La moral es el juicio de los demás. Es un conjunto de normas que la comunidad acepta como válidas para vivir. 
La ética, en cambio, es aquello que uno mismo construye. Es la reflexión sobre por qué consideramos válido para vivir bien. La ética, pues, no es un conjunto de normas ni un recetario de lo que hay que hacer, si no una reflexión sobre cómo se puede vivir mejor. 
Es el arte de elegir lo que más nos conviene y vivir lo mejor posible. Además, no sirve para zanjar ningún debate, aunque sirve para iniciarlos todos. 
La ética se basa en la libertad, en elegir dentro de unas condiciones impuestas. “Si no me conozco ni a mí mismo ni al mundo en que vivo, mi libertad se estrellará una y otra vez contra lo necesario.” Héctor, en la Ilíada, hace lo mismo que las termitas (defender el hogar hasta la muerte), pero él tiene valor porque es libre, no está programado para eso.
Lo que nos humaniza es la ética, la capacidad de elegir el bien, de ponernos en la piel del otro. “Para que los demás puedan hacerme humano, tengo yo que hacerles humanos a ellos; si para mí todos son como cosas o como bestias, yo no seré mejor que una cosa o una bestia tampoco”. No hay nada más antidemocrático que despreocuparse por el otro.
“Haz lo que quieras” es el único precepto sobre la puerta de la abadía de Theleme que fundó Gargantúa, según la obra de François Rabelais (s. XVI). Eso es la ética bien entendida, hacer lo que uno quiere -que no es lo mismo hacer lo que uno le apatece, dejarse llevar por los instintos o no mirar las consecuencias de los actos (como el Esaú de la Biblia o el Ciudadano Kane, que deciden vivir de espaldas a la muerte, como si todo les diera igual). Significa que hay que tomarse en serio el problema de la libertad. Sartre decía que “estamos condenados a la libertad”. 
La cuestión que queda es cómo enseñar ética (a vivir bien) a otro, si yo sólo acierto a vivir regular y gracias... Vivir no es una ciencia exacta: no hay recetas.
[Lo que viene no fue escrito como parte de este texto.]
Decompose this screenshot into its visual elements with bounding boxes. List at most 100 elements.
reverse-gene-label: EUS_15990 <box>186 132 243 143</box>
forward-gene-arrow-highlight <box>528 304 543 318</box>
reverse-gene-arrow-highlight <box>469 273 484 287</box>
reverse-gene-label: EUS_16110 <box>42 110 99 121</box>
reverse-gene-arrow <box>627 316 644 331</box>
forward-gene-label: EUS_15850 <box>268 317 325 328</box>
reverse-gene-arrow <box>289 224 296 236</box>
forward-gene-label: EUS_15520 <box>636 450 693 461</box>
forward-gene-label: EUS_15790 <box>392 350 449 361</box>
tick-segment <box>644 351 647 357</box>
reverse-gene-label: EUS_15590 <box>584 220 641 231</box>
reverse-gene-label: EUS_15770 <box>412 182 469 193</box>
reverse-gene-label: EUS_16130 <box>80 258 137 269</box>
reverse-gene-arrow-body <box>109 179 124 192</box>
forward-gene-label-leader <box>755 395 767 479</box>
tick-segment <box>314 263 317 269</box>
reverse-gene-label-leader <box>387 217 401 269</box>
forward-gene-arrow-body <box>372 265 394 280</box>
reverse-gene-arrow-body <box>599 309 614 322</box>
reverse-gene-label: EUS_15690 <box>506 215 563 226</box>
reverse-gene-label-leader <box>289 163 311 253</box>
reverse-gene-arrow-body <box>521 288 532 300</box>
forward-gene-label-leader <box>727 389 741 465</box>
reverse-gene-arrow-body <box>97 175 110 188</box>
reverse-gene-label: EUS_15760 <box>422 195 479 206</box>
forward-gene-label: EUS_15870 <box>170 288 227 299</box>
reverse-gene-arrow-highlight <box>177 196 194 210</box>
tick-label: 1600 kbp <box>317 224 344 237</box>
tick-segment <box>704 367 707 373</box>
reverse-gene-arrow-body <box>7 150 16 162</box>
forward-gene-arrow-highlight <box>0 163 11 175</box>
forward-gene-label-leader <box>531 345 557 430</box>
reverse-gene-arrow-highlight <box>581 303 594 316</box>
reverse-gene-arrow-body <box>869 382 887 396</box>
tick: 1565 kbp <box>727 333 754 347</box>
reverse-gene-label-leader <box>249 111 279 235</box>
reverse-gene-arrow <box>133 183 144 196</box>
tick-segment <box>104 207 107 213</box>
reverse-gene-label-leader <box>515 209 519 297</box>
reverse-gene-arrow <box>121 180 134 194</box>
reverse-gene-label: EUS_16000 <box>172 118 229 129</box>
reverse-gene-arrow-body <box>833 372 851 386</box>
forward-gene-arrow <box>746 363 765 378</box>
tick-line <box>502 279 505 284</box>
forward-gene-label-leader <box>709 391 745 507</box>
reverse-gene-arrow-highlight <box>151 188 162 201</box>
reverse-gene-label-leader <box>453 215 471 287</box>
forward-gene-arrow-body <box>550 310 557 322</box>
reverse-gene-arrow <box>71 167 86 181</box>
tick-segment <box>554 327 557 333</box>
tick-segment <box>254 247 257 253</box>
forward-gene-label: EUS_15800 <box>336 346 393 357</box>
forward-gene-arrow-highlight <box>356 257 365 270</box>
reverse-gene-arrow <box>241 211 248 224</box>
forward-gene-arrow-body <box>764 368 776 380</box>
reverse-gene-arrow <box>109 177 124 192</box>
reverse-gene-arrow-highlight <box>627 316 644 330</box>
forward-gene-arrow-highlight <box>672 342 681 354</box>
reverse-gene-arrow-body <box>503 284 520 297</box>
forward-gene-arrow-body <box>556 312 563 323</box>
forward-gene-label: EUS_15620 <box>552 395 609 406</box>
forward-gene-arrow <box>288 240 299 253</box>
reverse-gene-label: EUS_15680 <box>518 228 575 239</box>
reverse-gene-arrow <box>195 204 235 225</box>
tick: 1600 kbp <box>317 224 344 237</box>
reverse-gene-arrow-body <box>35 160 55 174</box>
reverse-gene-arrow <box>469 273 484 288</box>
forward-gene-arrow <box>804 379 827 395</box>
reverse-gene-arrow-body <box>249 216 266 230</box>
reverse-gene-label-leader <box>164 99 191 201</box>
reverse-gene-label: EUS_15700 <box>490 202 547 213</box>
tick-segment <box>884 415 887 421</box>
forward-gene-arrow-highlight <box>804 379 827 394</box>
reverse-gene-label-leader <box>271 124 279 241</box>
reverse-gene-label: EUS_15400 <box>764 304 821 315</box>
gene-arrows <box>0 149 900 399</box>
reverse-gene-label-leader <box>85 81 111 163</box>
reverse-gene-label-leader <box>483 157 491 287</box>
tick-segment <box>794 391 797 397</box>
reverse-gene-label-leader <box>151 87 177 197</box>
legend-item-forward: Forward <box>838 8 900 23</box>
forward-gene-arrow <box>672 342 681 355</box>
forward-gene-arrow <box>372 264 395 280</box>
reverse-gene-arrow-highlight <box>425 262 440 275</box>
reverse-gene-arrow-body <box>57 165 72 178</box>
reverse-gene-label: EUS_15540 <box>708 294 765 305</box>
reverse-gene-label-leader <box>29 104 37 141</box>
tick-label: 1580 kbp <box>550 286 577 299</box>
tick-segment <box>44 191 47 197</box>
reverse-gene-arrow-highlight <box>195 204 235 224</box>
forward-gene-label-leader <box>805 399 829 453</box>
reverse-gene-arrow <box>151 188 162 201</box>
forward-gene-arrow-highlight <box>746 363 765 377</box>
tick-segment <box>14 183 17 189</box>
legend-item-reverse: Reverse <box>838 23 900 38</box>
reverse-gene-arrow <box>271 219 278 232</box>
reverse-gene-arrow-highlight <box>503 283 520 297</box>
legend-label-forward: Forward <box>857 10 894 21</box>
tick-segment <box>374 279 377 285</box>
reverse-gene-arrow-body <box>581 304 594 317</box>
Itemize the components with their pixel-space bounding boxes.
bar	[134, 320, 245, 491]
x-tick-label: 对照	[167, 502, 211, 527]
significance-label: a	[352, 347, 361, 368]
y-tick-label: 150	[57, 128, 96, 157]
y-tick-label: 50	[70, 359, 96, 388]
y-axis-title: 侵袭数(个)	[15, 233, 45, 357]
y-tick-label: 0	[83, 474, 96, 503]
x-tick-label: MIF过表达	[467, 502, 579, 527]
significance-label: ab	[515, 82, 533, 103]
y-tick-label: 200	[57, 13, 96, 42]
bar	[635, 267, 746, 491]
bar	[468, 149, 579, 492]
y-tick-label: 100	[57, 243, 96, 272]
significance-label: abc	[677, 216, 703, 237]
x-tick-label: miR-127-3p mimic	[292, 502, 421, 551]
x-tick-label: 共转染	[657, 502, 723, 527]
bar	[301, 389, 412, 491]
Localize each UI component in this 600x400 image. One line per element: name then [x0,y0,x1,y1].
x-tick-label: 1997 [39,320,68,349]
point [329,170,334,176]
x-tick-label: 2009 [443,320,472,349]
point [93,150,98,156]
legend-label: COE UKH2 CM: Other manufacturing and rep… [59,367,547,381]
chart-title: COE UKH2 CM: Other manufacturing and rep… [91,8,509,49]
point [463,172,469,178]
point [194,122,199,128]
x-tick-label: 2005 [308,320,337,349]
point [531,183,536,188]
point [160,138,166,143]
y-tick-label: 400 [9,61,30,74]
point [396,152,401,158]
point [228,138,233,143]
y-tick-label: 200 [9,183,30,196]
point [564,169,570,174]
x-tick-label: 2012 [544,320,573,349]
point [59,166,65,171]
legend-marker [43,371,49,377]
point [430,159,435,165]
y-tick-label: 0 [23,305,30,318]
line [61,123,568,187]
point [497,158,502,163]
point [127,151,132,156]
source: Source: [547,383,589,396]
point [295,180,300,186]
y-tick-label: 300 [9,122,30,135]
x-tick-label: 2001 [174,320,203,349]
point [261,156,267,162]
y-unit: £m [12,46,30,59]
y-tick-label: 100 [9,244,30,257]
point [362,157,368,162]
La buena vida no es algo general, fabricado en serie, sólo existe a medida de cada uno. 

La ética lo único que puede decirte es que busques y pienses por ti mismo, en libertad sin trampas: responsablemente.
Cada acto libre que hago limita mis posibilidades al elegir y realizar una de ellas. (...) Al elegir lo que quiero hacer voy transformándome poco a poco. Todas mis decisiones dejan huella en mí mismo antes de dejarla en el mundo que me rodea.
"Nada de lo que es humano puede parecerme ajeno”, decía Terencio. Tener conciencia de mi humanidad consiste en darme cuenta de que, a pesar de todas las diferencias, los otros son como yo.